Cartons of milk on the shelves of our local groceries are covered with different labels and words: pasteurized, non-GMO, non-homogenized. But what do these terms really mean? The different tests and processes milk goes through before you drink it are essential to kill harmful bacteria and make sure that your milk is packed with nutrients.
All milk sold on the shelves of grocery stores has no antibiotics in it. Creameries go through a testing process with each batch of milk that they bottle in order to check for antibiotics. If there are harmful bacteria in the milk, the milk is thrown away before it is bottled. If dairy farms do not follow these strict guidelines set by the U.S. Department of Health and Human Services regulatory action is taken against the farm, which typically leads to fines.
Once milk has been tested for antibiotics, it goes through the pasteurization process. When pasteurized, milk is heated up and then quickly cooled to eliminate certain strains of bacteria. Milk is typically heated to around 145 degrees Fahrenheit for about 30 minutes and then cooled to bottling temperature.
When a cow gives milk it has two parts to it: cream and nonfat milk. When allowed to settle, the two will separate from each other and the cream will rise to the top.

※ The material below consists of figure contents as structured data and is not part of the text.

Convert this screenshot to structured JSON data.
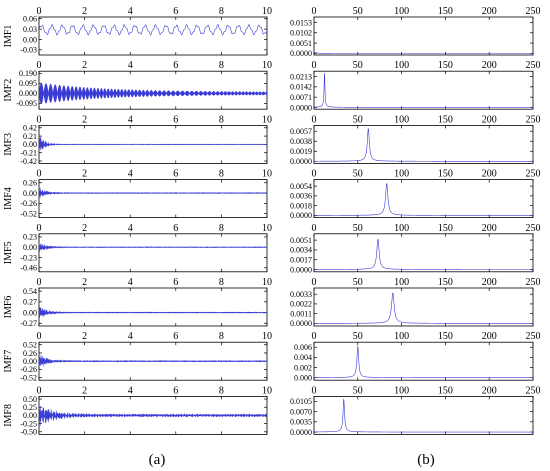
{
  "chart_data": [
    {
      "panel_label": "(a)",
      "type": "line",
      "x_ticks": [
        0,
        2,
        4,
        6,
        8,
        10
      ],
      "xlim": [
        0,
        10
      ],
      "rows": [
        {
          "name": "IMF1",
          "yticks": [
            "0.06",
            "0.03",
            "0.00",
            "-0.03"
          ],
          "ylim": [
            -0.045,
            0.065
          ],
          "signal": {
            "kind": "steady",
            "amp": 0.012,
            "freq": 2.2,
            "offset": 0.028,
            "hf": 0
          }
        },
        {
          "name": "IMF2",
          "yticks": [
            "0.190",
            "0.095",
            "0.000",
            "-0.095"
          ],
          "ylim": [
            -0.15,
            0.21
          ],
          "signal": {
            "kind": "dense",
            "amp": 0.09,
            "tail": 0.012,
            "decay": 0.35,
            "freq": 11
          }
        },
        {
          "name": "IMF3",
          "yticks": [
            "0.42",
            "0.21",
            "0.00",
            "-0.21",
            "-0.42"
          ],
          "ylim": [
            -0.48,
            0.48
          ],
          "signal": {
            "kind": "burst",
            "amp": 0.25,
            "tail": 0.008,
            "decay": 4.5,
            "freq": 14
          }
        },
        {
          "name": "IMF4",
          "yticks": [
            "0.26",
            "0.00",
            "-0.26",
            "-0.52"
          ],
          "ylim": [
            -0.62,
            0.34
          ],
          "signal": {
            "kind": "burst",
            "amp": 0.13,
            "tail": 0.012,
            "decay": 3.5,
            "freq": 16
          }
        },
        {
          "name": "IMF5",
          "yticks": [
            "0.23",
            "0.00",
            "-0.23",
            "-0.46"
          ],
          "ylim": [
            -0.55,
            0.3
          ],
          "signal": {
            "kind": "burst",
            "amp": 0.11,
            "tail": 0.01,
            "decay": 3.5,
            "freq": 15
          }
        },
        {
          "name": "IMF6",
          "yticks": [
            "0.54",
            "0.27",
            "0.00",
            "-0.27"
          ],
          "ylim": [
            -0.34,
            0.62
          ],
          "signal": {
            "kind": "burst",
            "amp": 0.16,
            "tail": 0.012,
            "decay": 3.2,
            "freq": 18
          }
        },
        {
          "name": "IMF7",
          "yticks": [
            "0.52",
            "0.26",
            "0.00",
            "-0.26",
            "-0.52"
          ],
          "ylim": [
            -0.6,
            0.6
          ],
          "signal": {
            "kind": "burst",
            "amp": 0.2,
            "tail": 0.02,
            "decay": 2.8,
            "freq": 16
          }
        },
        {
          "name": "IMF8",
          "yticks": [
            "0.50",
            "0.25",
            "0.00",
            "-0.25",
            "-0.50"
          ],
          "ylim": [
            -0.58,
            0.58
          ],
          "signal": {
            "kind": "burst",
            "amp": 0.28,
            "tail": 0.04,
            "decay": 1.6,
            "freq": 14
          }
        }
      ]
    },
    {
      "panel_label": "(b)",
      "type": "line",
      "x_ticks": [
        0,
        50,
        100,
        150,
        200,
        250
      ],
      "xlim": [
        0,
        250
      ],
      "rows": [
        {
          "yticks": [
            "0.0153",
            "0.0102",
            "0.0051",
            "0.0000"
          ],
          "ylim": [
            -0.0008,
            0.018
          ],
          "peak": {
            "x": 2,
            "height": 0.0003,
            "width": 3
          }
        },
        {
          "yticks": [
            "0.0213",
            "0.0142",
            "0.0071",
            "0.0000"
          ],
          "ylim": [
            -0.0012,
            0.025
          ],
          "peak": {
            "x": 12,
            "height": 0.0235,
            "width": 0.6
          }
        },
        {
          "yticks": [
            "0.0057",
            "0.0038",
            "0.0019",
            "0.0000"
          ],
          "ylim": [
            -0.0004,
            0.0068
          ],
          "peak": {
            "x": 62,
            "height": 0.0061,
            "width": 1.4
          }
        },
        {
          "yticks": [
            "0.0054",
            "0.0036",
            "0.0018",
            "0.0000"
          ],
          "ylim": [
            -0.0004,
            0.0066
          ],
          "peak": {
            "x": 83,
            "height": 0.0058,
            "width": 1.6
          }
        },
        {
          "yticks": [
            "0.0051",
            "0.0034",
            "0.0017",
            "0.0000"
          ],
          "ylim": [
            -0.0004,
            0.0062
          ],
          "peak": {
            "x": 73,
            "height": 0.0052,
            "width": 1.6
          }
        },
        {
          "yticks": [
            "0.0033",
            "0.0022",
            "0.0011",
            "0.0000"
          ],
          "ylim": [
            -0.0003,
            0.004
          ],
          "peak": {
            "x": 90,
            "height": 0.0034,
            "width": 1.8
          }
        },
        {
          "yticks": [
            "0.006",
            "0.004",
            "0.002",
            "0.000"
          ],
          "ylim": [
            -0.0005,
            0.007
          ],
          "peak": {
            "x": 50,
            "height": 0.0061,
            "width": 1.2
          }
        },
        {
          "yticks": [
            "0.0105",
            "0.0070",
            "0.0035",
            "0.0000"
          ],
          "ylim": [
            -0.0008,
            0.0122
          ],
          "peak": {
            "x": 34,
            "height": 0.0112,
            "width": 1.0
          }
        }
      ]
    }
  ],
  "colors": {
    "line": "#3b3bd6",
    "axis": "#000000"
  }
}
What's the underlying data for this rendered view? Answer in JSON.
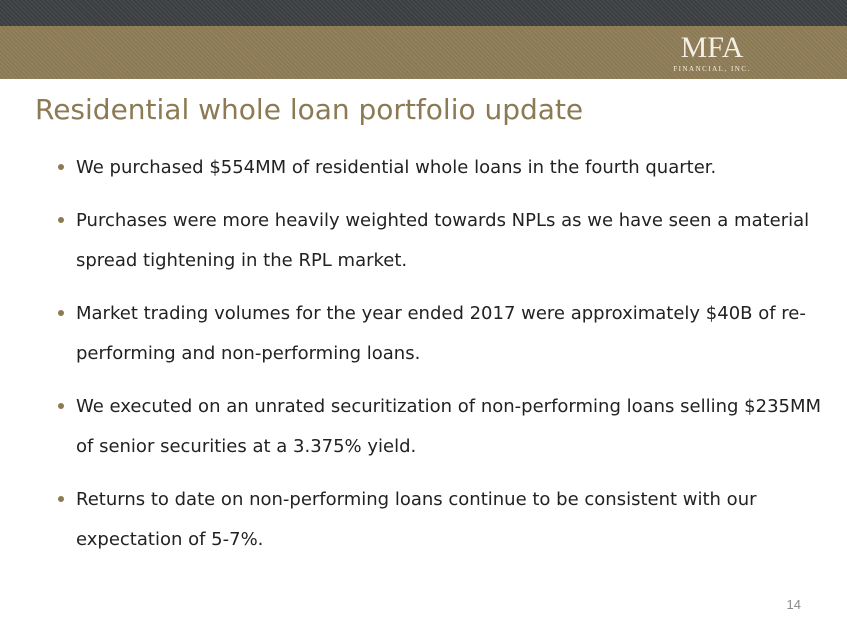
{
  "header": {
    "logo": {
      "mark": "MFA",
      "subtitle": "FINANCIAL, INC."
    }
  },
  "slide": {
    "title": "Residential whole loan portfolio update",
    "bullets": [
      "We purchased $554MM of residential whole loans in the fourth quarter.",
      "Purchases were more heavily weighted towards NPLs as we have seen a material spread tightening in the RPL market.",
      "Market trading volumes for the year ended 2017 were approximately $40B of re-performing and non-performing loans.",
      "We executed on an unrated securitization of non-performing loans selling $235MM of senior securities at a 3.375% yield.",
      "Returns to date on non-performing loans continue to be consistent with our expectation of 5-7%."
    ],
    "page_number": "14"
  },
  "colors": {
    "accent_gold": "#8c7a55",
    "top_band": "#3c3f42",
    "body_text": "#222222"
  }
}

In homogenized milk, the cream and milk are balanced out evenly through a mechanical process so that the two don’t separate.
Mt. Crawford produces non-homogenized milk in which the cream and the fat are left to their usual ratios. This means that before you pour a glass of milk, you need to shake the container to mix the milk and cream together. There is much debate over the benefits of non-homogenized versus homogenized milk but ultimately, the decision to choose one over the other falls heavily on taste.